Pâtés de sable
Année 518, mois 3, semaine 3
Tatooine et son climat si agréable pour passer de bonnes vacances estivales ; Tatooine et ses paysages flamboyants, vides de vie à perte de vue ; Tatooine et ses hommes des sables qui rôdent hors les murs des quelques lieux civilisés ; Tatooine et les forces des Hutts qui y sont de retour… On aurait pu rêver mieux, quitte à choisir une planète à envahir ! Voilà plusieurs jours que Jake, accompagnant Dyvan en guise de protecteur discret, a été déployé sur la petite planète de la Bordure extérieure et pour tout dire, s’il a d’abord souffert de la chaleur et de la sécheresse de l’air, ce qui le rend actuellement le plus mal à l’aise, c’est soit sa mission officieuse, soit la présence d’une énorme limace multimilliardaire à la tête de la plus grosse organisation criminelle de la galaxie dans la même ville que lui. On lui avait inculqué quelques principes, à savoir ne pas se faire des fréquentations douteuses, et voilà à présent qu’on lui ordonnait de s’en entourer pour mieux les cerner ! Et s’il n’y avait que le Cartel…
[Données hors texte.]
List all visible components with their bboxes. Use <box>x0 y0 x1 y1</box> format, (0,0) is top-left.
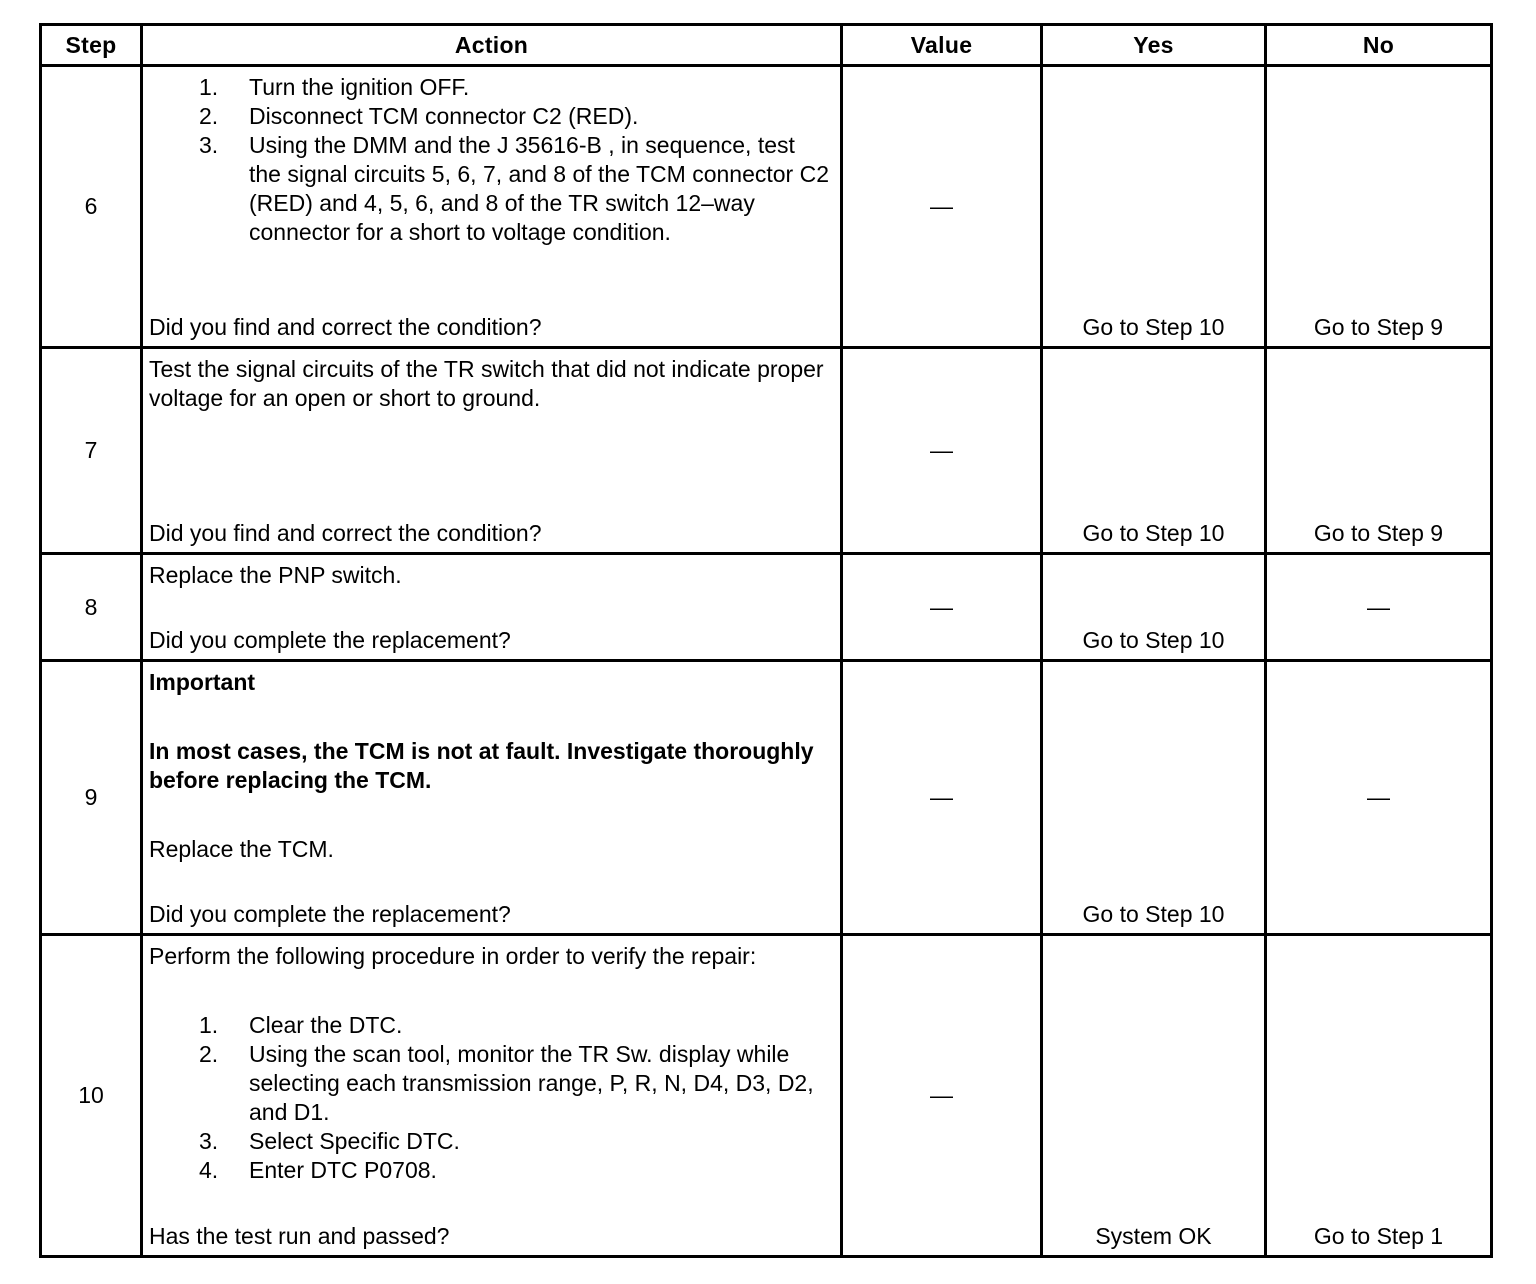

Perdu dans ses pensées et alors qu’il a bien mauvaise mine parce que celle qu’il était sensé protéger l’a encore envoyé sur les roses en prétextant qu’il ne pouvait rien lui arriver car personne n’oserait lever la main sur une duchesse hapienne, sans oublier ques son soi-disant comportement de goujat handicapé la mettait mal à l’aise, Jake se retrouve à arpenter les rues de Mos Eisley balayées par une brise aride de tout ce qu’il y a de plus désagréable. Croisant des hommes de main du Cartel et des personnes de la République dans cet étrange mélange des genres d’où l’on peut sentir une méfiance réciproque. Pourquoi sont-ils ici ? Pourquoi le Chancelier voudrait-il conclure une trêve avec ce qu’il avait juré de combattre et d’abattre ? Jake n’y voyait là qu’un moyen de gagner du temps pour régler chaque problème l’un après l’autre, plutôt que d’être encerclé de tous les problèmes au même instant. Trouvant refuge à l’ombre d’une terrasse de bar, l’ingénieur finit par s’affaler sur un siège avant de se faire servir sa consommation. Au début de son séjour dans ce trou de sable, il n’aurait songé qu’à boire quelque chose de très frais mais se rendant compte bien rapidement que ça ne faisait qu’empirer la sensation de chaleur qui l’assommait, il optait à présent pour du thé. Pas d’alcool pendant le service, comme on dit… dommage, parce que la liqueur de la région lui faisait de l’œil.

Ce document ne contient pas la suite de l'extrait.